Author: Martin Aigner
Publisher: Springer Science & Business Media
Published: 2013-06-29
Total Pages: 194
ISBN-13: 3662223430
DOWNLOAD EBOOKAccording to the great mathematician Paul Erdös, God maintains perfect mathematical proofs in The Book. This book presents the authors candidates for such "perfect proofs," those which contain brilliant ideas, clever connections, and wonderful observations, bringing new insight and surprising perspectives to problems from number theory, geometry, analysis, combinatorics, and graph theory. As a result, this book will be fun reading for anyone with an interest in mathematics.
Author: David M. Bressoud
Publisher: Cambridge University Press
Published: 1999-08-13
Total Pages: 292
ISBN-13: 1316582752
DOWNLOAD EBOOKThis is an introduction to recent developments in algebraic combinatorics and an illustration of how research in mathematics actually progresses. The author recounts the story of the search for and discovery of a proof of a formula conjectured in the late 1970s: the number of n x n alternating sign matrices, objects that generalize permutation matrices. While apparent that the conjecture must be true, the proof was elusive. Researchers became drawn to this problem, making connections to aspects of invariant theory, to symmetric functions, to hypergeometric and basic hypergeometric series, and, finally, to the six-vertex model of statistical mechanics. All these threads are brought together in Zeilberger's 1996 proof of the original conjecture. The book is accessible to anyone with a knowledge of linear algebra. Students will learn what mathematicians actually do in an interesting and new area of mathematics, and even researchers in combinatorics will find something new here.
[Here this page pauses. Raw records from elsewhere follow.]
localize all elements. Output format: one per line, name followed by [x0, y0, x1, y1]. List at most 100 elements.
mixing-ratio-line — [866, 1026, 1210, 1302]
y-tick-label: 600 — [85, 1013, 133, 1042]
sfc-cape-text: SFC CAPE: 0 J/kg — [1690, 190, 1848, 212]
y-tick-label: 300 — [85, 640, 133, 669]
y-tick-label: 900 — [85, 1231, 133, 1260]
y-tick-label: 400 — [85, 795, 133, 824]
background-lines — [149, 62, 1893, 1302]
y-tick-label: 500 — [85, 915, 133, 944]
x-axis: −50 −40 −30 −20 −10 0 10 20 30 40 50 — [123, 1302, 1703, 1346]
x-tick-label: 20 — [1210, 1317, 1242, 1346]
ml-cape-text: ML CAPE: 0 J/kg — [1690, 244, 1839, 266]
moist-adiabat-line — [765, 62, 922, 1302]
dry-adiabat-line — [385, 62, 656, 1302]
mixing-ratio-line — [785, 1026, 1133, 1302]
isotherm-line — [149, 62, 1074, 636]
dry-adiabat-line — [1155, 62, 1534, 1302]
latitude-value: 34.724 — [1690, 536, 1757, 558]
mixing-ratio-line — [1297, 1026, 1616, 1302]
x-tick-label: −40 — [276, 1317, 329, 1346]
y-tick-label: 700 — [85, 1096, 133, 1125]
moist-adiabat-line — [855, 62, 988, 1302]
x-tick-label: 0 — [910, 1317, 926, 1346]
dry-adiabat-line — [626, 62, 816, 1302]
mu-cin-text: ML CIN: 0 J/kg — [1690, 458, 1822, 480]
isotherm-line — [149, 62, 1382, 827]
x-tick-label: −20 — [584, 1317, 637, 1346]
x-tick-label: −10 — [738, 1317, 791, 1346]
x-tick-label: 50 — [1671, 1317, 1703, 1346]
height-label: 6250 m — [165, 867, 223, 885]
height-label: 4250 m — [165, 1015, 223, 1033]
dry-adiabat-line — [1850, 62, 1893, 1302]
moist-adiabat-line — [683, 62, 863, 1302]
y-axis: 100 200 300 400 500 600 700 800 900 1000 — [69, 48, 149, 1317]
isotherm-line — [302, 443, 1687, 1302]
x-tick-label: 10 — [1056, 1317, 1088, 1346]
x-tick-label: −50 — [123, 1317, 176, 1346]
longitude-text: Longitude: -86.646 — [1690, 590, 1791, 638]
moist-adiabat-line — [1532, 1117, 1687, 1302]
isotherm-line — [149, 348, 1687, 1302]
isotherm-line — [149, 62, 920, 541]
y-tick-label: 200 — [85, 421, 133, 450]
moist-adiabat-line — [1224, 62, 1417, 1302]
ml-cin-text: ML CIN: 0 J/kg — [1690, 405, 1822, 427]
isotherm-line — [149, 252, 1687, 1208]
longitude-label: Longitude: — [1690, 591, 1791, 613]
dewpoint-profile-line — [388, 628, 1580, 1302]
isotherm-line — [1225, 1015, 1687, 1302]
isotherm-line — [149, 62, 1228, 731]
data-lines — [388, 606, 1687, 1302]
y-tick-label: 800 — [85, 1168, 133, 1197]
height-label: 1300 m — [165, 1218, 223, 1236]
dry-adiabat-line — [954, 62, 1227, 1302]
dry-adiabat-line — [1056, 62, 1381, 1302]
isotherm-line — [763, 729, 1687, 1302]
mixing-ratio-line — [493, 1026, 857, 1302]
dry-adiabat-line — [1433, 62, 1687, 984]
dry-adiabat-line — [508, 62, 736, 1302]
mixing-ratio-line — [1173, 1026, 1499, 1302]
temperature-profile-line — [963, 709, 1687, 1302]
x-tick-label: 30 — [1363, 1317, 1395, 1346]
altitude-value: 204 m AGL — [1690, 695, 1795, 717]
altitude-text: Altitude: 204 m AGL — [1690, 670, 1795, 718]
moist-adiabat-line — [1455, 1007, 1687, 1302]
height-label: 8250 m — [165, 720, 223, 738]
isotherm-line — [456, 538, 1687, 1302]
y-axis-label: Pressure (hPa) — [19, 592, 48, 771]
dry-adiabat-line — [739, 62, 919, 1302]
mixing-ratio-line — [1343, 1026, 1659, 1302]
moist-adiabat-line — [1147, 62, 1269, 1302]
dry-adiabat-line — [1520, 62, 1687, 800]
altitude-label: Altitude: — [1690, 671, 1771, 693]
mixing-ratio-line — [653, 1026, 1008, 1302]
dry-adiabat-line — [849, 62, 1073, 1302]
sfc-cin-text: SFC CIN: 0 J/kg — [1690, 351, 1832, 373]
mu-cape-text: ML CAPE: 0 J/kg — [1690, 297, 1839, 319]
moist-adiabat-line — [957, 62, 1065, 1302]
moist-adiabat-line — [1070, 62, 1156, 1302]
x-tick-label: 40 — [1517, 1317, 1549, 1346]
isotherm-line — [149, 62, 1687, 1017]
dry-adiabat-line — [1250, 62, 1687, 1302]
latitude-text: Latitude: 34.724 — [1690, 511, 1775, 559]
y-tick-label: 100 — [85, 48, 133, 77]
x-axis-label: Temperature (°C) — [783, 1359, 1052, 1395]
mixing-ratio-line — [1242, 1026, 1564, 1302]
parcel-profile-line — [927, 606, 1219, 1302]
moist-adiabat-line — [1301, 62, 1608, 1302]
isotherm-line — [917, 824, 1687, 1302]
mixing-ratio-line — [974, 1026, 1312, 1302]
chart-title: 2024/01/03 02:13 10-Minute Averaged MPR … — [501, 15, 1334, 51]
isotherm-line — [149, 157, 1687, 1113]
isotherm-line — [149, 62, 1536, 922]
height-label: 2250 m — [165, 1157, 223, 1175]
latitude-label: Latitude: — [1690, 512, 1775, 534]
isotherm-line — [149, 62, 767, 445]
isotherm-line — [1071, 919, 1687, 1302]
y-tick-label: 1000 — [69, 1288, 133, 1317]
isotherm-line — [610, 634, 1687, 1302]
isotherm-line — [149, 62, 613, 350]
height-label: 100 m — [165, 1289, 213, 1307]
Author: Diane Driscoll Schwartz
Publisher: Brooks/Cole Publishing Company
Published: 1997
Total Pages: 419
ISBN-13: 9780030983382
DOWNLOAD EBOOKAuthor: George Polya
Publisher:
Published: 2014-01
Total Pages: 498
ISBN-13: 9781614275572
DOWNLOAD EBOOK2014 Reprint of 1954 American Edition. Full facsimile of the original edition, not reproduced with Optical Recognition Software. This two volume classic comprises two titles: "Patterns of Plausible Inference" and "Induction and Analogy in Mathematics." This is a guide to the practical art of plausible reasoning, particularly in mathematics, but also in every field of human activity. Using mathematics as the example par excellence, Polya shows how even the most rigorous deductive discipline is heavily dependent on techniques of guessing, inductive reasoning, and reasoning by analogy. In solving a problem, the answer must be guessed at before a proof can be given, and guesses are usually made from a knowledge of facts, experience, and hunches. The truly creative mathematician must be a good guesser first and a good prover afterward; many important theorems have been guessed but no proved until much later. In the same way, solutions to problems can be guessed, and a god guesser is much more likely to find a correct solution. This work might have been called "How to Become a Good Guesser."-From the Dust Jacket.